Разминувшись с мусоровозом, мы въехали в ворота интерната, украшенные румяным лицом сталевара и бронзовой фигурой пловчихи.

– Я теперь… Когда просыпаюсь по ночам – сколько всего доброго я вспоминаю, сколько добрых, чистейших, честнейших людей было вокруг. Я была знакома с женой Бела Куна, когда работала машинисткой в Институте марксизма-ленинизма. А какой чудесный человек кассирша Ирина Петровна – всего лишь за сорок копеек я могла пройти на бельэтаж, на ступеньках посмотреть спектакль… Я на пенсии посмотрела всю театральную Москву… Сколько я прочла, сколько… – Она еще не знала, что мы приехали. – И сколько добрых, хороших людей вокруг. Сколько надо людям сделать добра. И я буду помогать всем, кто вокруг… Их так много. Были б силы, были б только силы, – лопотала бабулька, а машина уже остановилась. – И самое славное. Самое главное, вы запомните!..
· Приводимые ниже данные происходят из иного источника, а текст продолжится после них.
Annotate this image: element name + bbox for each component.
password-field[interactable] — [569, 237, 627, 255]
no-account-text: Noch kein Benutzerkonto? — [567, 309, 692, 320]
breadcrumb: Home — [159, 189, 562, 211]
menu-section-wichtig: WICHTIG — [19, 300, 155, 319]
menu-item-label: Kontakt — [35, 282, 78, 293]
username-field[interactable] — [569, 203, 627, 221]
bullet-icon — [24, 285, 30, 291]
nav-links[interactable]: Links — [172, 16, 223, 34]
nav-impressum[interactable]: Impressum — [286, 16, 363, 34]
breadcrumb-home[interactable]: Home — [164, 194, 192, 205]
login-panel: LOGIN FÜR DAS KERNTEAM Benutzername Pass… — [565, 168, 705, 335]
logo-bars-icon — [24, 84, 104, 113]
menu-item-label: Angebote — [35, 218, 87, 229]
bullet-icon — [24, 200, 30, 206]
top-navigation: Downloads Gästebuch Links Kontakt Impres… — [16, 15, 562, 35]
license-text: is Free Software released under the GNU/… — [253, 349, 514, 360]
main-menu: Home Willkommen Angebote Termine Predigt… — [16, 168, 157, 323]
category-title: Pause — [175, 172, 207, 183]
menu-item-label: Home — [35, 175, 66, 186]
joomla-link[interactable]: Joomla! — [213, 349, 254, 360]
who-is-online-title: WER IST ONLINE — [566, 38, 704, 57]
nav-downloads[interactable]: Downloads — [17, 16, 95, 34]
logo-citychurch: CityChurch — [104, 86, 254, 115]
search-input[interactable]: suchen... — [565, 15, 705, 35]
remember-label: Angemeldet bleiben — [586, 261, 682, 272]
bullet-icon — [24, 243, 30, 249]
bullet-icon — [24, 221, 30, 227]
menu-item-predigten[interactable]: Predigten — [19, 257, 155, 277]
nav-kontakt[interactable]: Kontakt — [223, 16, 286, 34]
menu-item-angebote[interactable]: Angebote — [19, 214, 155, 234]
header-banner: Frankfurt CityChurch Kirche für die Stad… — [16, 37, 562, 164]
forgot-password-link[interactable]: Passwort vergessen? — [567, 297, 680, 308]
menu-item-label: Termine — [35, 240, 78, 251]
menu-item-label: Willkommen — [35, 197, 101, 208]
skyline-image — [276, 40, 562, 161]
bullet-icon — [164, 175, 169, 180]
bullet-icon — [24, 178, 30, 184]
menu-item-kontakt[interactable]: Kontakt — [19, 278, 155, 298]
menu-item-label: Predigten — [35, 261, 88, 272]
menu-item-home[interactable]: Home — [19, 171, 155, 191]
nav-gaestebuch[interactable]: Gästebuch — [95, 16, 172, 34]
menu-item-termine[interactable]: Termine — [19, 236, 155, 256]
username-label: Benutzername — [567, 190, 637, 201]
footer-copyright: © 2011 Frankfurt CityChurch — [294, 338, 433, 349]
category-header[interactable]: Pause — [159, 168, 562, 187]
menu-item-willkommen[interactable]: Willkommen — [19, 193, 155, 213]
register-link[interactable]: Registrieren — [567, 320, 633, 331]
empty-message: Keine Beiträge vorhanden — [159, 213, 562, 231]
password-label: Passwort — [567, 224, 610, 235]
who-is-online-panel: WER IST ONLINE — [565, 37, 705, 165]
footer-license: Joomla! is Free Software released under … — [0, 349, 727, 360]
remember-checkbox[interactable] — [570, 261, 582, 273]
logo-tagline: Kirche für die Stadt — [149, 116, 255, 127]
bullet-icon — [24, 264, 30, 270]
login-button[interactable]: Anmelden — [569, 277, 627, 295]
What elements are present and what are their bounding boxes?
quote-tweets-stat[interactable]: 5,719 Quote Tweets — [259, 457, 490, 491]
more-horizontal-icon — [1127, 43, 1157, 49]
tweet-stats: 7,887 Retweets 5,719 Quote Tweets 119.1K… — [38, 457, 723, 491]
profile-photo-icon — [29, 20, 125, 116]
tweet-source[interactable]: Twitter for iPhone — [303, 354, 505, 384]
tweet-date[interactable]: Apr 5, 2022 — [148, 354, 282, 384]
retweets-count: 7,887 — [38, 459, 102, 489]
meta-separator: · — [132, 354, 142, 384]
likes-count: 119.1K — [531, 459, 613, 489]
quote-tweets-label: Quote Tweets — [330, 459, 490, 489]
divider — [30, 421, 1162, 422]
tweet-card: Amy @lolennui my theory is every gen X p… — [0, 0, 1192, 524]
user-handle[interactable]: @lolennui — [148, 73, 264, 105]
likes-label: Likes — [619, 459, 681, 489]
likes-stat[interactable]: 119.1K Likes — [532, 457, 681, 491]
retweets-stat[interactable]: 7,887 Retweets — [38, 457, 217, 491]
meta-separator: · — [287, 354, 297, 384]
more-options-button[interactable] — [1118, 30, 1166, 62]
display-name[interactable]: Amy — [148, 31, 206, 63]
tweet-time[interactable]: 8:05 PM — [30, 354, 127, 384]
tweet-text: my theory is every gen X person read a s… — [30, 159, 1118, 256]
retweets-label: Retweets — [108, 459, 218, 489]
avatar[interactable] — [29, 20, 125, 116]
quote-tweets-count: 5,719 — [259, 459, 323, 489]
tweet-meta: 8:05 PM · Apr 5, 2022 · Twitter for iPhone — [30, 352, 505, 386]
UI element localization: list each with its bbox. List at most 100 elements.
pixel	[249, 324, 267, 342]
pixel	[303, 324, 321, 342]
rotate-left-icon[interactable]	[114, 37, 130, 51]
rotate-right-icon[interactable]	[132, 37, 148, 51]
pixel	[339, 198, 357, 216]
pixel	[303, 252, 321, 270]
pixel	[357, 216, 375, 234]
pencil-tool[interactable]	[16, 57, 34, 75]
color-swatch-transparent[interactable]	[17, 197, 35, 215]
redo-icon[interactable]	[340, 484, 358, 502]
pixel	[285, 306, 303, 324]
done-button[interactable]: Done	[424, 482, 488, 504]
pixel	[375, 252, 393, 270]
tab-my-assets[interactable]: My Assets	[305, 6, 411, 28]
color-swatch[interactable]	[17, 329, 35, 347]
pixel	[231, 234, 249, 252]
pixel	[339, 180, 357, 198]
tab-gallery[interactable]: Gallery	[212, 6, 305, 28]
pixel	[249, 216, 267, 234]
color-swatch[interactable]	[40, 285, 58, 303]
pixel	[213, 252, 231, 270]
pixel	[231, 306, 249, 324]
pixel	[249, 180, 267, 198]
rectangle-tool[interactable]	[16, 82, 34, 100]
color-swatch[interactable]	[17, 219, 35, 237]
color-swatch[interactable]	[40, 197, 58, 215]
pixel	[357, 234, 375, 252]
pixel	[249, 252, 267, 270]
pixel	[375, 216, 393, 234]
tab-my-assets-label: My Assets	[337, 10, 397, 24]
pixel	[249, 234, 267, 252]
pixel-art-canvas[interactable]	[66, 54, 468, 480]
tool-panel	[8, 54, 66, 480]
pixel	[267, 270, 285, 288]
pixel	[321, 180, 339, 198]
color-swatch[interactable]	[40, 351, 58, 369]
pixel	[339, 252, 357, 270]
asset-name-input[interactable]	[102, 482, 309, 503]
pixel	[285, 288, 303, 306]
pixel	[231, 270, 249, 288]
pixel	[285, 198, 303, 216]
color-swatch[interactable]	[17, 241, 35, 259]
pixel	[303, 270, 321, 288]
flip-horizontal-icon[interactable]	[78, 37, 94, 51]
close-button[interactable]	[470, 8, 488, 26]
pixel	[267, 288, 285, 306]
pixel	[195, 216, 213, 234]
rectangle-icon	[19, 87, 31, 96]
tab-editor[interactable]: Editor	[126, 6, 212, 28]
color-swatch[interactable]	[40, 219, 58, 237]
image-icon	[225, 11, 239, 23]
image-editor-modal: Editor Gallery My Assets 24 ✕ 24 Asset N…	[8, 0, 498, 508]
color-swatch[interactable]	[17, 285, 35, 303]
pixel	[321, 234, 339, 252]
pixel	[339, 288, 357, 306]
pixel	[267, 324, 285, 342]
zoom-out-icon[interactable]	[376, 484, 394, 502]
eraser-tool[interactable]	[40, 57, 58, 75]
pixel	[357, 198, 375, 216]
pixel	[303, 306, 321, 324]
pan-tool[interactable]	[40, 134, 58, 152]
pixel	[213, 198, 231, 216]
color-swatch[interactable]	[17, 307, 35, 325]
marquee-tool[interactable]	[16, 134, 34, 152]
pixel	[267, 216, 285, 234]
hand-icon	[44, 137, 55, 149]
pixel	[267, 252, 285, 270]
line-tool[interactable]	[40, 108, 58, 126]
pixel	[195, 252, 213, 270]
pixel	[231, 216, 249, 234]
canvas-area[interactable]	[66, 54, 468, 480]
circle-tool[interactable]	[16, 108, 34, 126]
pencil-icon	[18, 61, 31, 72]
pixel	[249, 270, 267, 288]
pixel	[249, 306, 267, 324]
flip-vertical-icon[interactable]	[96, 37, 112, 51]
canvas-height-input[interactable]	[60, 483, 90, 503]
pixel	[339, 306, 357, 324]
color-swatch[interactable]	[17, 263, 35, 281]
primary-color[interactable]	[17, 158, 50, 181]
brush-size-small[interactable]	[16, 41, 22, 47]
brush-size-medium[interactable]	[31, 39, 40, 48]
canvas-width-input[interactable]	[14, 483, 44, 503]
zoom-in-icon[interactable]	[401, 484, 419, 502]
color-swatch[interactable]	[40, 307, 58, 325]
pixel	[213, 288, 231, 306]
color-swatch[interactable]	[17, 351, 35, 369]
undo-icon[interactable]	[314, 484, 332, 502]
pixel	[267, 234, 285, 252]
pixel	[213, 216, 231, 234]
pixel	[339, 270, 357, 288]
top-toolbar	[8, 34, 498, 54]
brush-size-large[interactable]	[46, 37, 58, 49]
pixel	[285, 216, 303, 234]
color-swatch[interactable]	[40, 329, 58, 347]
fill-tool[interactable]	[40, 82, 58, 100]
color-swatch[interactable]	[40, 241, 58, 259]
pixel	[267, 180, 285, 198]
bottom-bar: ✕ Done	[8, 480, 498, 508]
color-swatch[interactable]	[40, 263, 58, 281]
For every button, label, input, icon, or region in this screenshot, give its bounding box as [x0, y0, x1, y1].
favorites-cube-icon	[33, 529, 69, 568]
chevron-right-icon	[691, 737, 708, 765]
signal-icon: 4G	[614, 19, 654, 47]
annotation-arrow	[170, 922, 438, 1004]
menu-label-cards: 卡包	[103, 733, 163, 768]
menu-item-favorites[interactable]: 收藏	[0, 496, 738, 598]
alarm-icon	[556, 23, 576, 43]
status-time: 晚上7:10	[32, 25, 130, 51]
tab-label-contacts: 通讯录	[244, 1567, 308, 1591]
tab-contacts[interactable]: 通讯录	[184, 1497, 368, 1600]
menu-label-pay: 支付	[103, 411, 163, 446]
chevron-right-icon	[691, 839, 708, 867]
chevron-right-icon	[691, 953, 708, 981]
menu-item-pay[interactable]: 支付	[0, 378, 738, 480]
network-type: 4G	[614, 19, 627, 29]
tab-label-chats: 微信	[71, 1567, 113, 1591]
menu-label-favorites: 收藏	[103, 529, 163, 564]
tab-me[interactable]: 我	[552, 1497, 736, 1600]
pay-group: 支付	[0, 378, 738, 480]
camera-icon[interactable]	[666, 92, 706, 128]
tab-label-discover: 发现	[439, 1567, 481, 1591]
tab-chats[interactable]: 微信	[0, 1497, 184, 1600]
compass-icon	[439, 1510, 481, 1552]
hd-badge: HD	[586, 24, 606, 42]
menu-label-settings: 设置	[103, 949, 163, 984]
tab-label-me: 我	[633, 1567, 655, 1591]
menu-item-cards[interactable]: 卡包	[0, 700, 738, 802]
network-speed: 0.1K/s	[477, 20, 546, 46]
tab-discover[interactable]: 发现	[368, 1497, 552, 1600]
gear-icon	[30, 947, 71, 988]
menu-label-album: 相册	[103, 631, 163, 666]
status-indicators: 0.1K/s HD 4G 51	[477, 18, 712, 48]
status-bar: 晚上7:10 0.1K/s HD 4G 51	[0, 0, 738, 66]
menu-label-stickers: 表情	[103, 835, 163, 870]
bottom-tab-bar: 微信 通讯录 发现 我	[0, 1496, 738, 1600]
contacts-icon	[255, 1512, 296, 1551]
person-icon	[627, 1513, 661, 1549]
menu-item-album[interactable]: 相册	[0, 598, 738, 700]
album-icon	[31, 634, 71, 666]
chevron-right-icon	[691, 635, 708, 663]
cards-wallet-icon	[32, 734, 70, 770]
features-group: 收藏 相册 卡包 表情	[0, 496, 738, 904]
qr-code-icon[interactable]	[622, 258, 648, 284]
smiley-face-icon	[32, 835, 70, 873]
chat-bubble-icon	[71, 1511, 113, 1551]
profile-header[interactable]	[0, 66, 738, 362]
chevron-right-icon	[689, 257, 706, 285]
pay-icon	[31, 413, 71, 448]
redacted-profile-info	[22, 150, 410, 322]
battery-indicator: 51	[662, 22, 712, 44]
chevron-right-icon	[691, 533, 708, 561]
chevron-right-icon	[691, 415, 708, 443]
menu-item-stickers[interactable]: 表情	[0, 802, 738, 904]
– Приехали, – объявил с улицы зёма и опустил борт.

Вокруг обсушенной солнцем лавочки, под свежим лозунгом «Больше социализма», стоял десяток инвалидных колясок с раскоряченными инвалидами, как стая грифов над падалью; они вовсю косились, кто во что горазд, в нашу сторону.

– Не туда! – крикнула одна инвалидка, наметанным глазом определив, что мы целимся в первый подъезд. Мы потащили присмиревшую бабульку во второй – генерал шел слева от носилок, неуверенно улыбаясь.

– Здравствуйте, – сказала бабулька инвалидам. Кто-то кивнул в ответ головой с безумно вытаращенными глазами. Зёма глядел по сторонам с неменьшим идиотизмом. Мы втащили носилки в бесцветный коридор. У меня ныли руки, но я неотрывно смотрел на седые, чуть рассыпавшиеся по сторонам, как у куклы, кудряшки и голубые горькие глаза. Стены были салатовые, двери туда-сюда.

– Двадцать третья палата, – шептал генерал, сверяя курс с бумажкой, вытащенной из кармана.

Из оставшегося позади кабинета кто-то вежливо вещал:

– Мест сейчас нет совсем! Ну как что делать: потерпите. И зимой – пожалуйста, мест навалом будет. Да у нас за год треть состава обновляется.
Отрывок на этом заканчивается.